Cerco di avvicinarmi come un’ombra. La mia immaginazione si espande, la mia testa arriva tra le sue zampe. A Gina scappa un po’ di pipì. Alcuni schizzi mi colpiscono il naso. Mi accecano. Mi muovo bruscamente. La ragazza si accorge di me e subito trascina Gina dietro di sé. Continua a parlare, ma mi fissa furiosa. «Devo chiudere», dice, «è arrivato un bastardo – va via! –, devo salire a casa. Va bene, chiamami sul fisso, fallo squillare». Mette il telefonino in borsa, tira fuori le chiavi, apre il portone del condominio, trascina con sé Gina, che si oppone. Sto per intrufolarmi dietro di loro, ma non faccio in tempo. Il portone mi si chiude sul muso. Rimango fuori paralizzato. Attraverso il vetro le vedo entrare in ascensore. Gina piange sommessamente. Mi raggomitolo sul marciapiede. I miei contorni svaniscono. Ritorno allo zero. Mi svuoto. Non ho più un corpo, l’inesaudito mi annulla nell’aspetto. Tutti i miei bisogni sono sospesi, non ho sete, non ho fame, non provo dolore, non ho sonno. Non percepisco più neanche l’annientamento, sotto il peso cosmico del divenire, che con la sua arroganza mi piomba addosso e mi opprime, lungo tutta l’estensione della mia infinitesimale esistenza. 

Ora ho solo ricordi, pochi. Ricordo che non esisto. Che sono un esperimento, una prova, un esercizio nello spazio, secondo le leggi dell’improbabile. Ricordo che ho desiderato, con tutta la mia nullità, di unirmi per un istante a qualcosa di eguale destino. Due mancanze intrecciate; due zeri. Il simbolo dell’infinito.

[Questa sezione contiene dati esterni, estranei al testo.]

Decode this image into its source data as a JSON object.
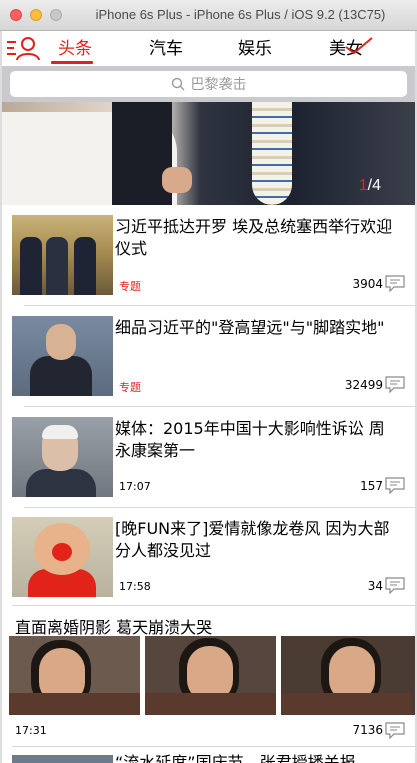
{
  "window": {
    "title": "iPhone 6s Plus - iPhone 6s Plus / iOS 9.2 (13C75)"
  },
  "tabs": [
    {
      "label": "头条",
      "active": true
    },
    {
      "label": "汽车",
      "active": false
    },
    {
      "label": "娱乐",
      "active": false
    },
    {
      "label": "美女",
      "active": false
    }
  ],
  "search": {
    "placeholder": "巴黎袭击"
  },
  "banner": {
    "pager_current": "1",
    "pager_total": "/4"
  },
  "news": [
    {
      "headline": "习近平抵达开罗 埃及总统塞西举行欢迎仪式",
      "tag": "专题",
      "time": "",
      "comments": "3904"
    },
    {
      "headline": "细品习近平的\"登高望远\"与\"脚踏实地\"",
      "tag": "专题",
      "time": "",
      "comments": "32499"
    },
    {
      "headline": "媒体：2015年中国十大影响性诉讼 周永康案第一",
      "tag": "",
      "time": "17:07",
      "comments": "157"
    },
    {
      "headline": "[晚FUN来了]爱情就像龙卷风 因为大部分人都没见过",
      "tag": "",
      "time": "17:58",
      "comments": "34"
    }
  ],
  "gallery": {
    "title": "直面离婚阴影 葛天崩溃大哭",
    "time": "17:31",
    "comments": "7136"
  },
  "next_item_peek": "“流水延席”国庆节，张君授播关报",
  "colors": {
    "accent": "#e3211b",
    "search_bg": "#c9c9ce"
  }
}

Chiudo gli occhi affinché nessuno possa più vedermi. Non la lasceranno andare. Gina non tornerà. L’alibi Gina nell’alibi Ora. Qui, sul marciapiede, morirò. Di fame, di sete, di calci, d’amore.

«Gina» è uno dei racconti presenti nell'antologia «FONES Voci dalla Grecia» pubblicata in e-book gratuito dai Dragomanni e tradotta e curata da Viviana Sebastio
Potete leggere l’e-book dal vostro pc, tablet, e-reader o smartphone, per saperne di più consultate la guida di Bookrepublic.

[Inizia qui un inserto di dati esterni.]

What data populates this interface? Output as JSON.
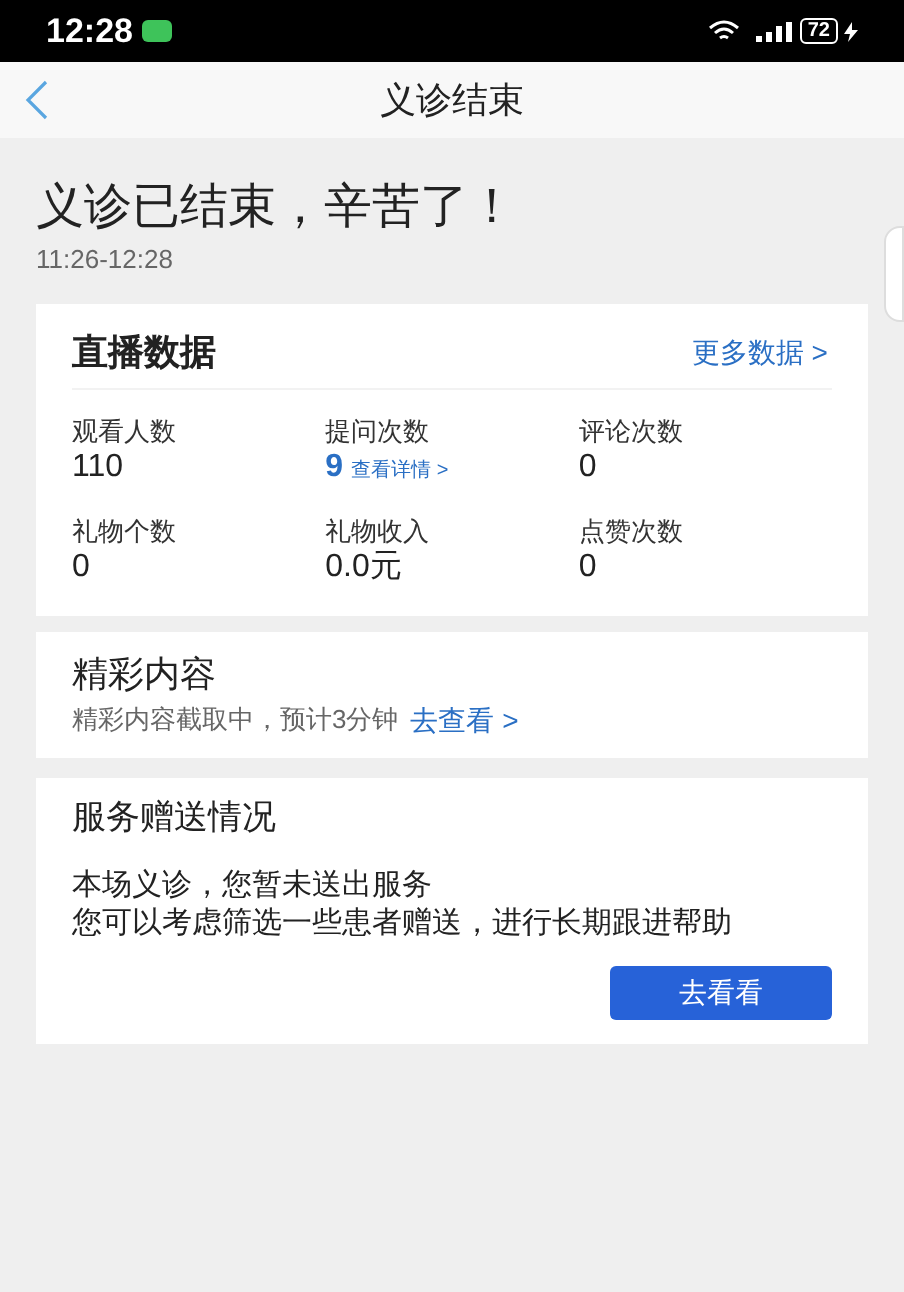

Pavlina Pampoudi è un’artista a 360 gradi, è: scrittrice, poetessa, pittrice, autrice radiofonica, autrice di canzoni, traduttrice e tanto altro ancora. Nella sua lunga carriera, iniziata nel 1964, ha pubblicato numerosissimi libri, romanzi, raccolte di poesie e centinaia di favole per grandi e piccini. Diverse sue opere sono state tradotte e pubblicate in varie lingue.
Pavlina vive e lavora ad Atene, ma è spesso in giro per la Grecia, per ricevere premi, riconoscimenti e, soprattutto, per recarsi nelle scuole, dove i suoi libri sono occasione di studio e di gioco. È membro della Società degli autori Greci.
Pavlina è appassionata di filosofia, ama la compagnia del suo affettuoso cane e si circonda di gatti. Ultimamente, si dedica anche alla fotografia, immortalando scorci e graffiti ateniesi. Mai banale, Pavlina regala sempre al suo interlocutore, chiacchierate poetiche e originali.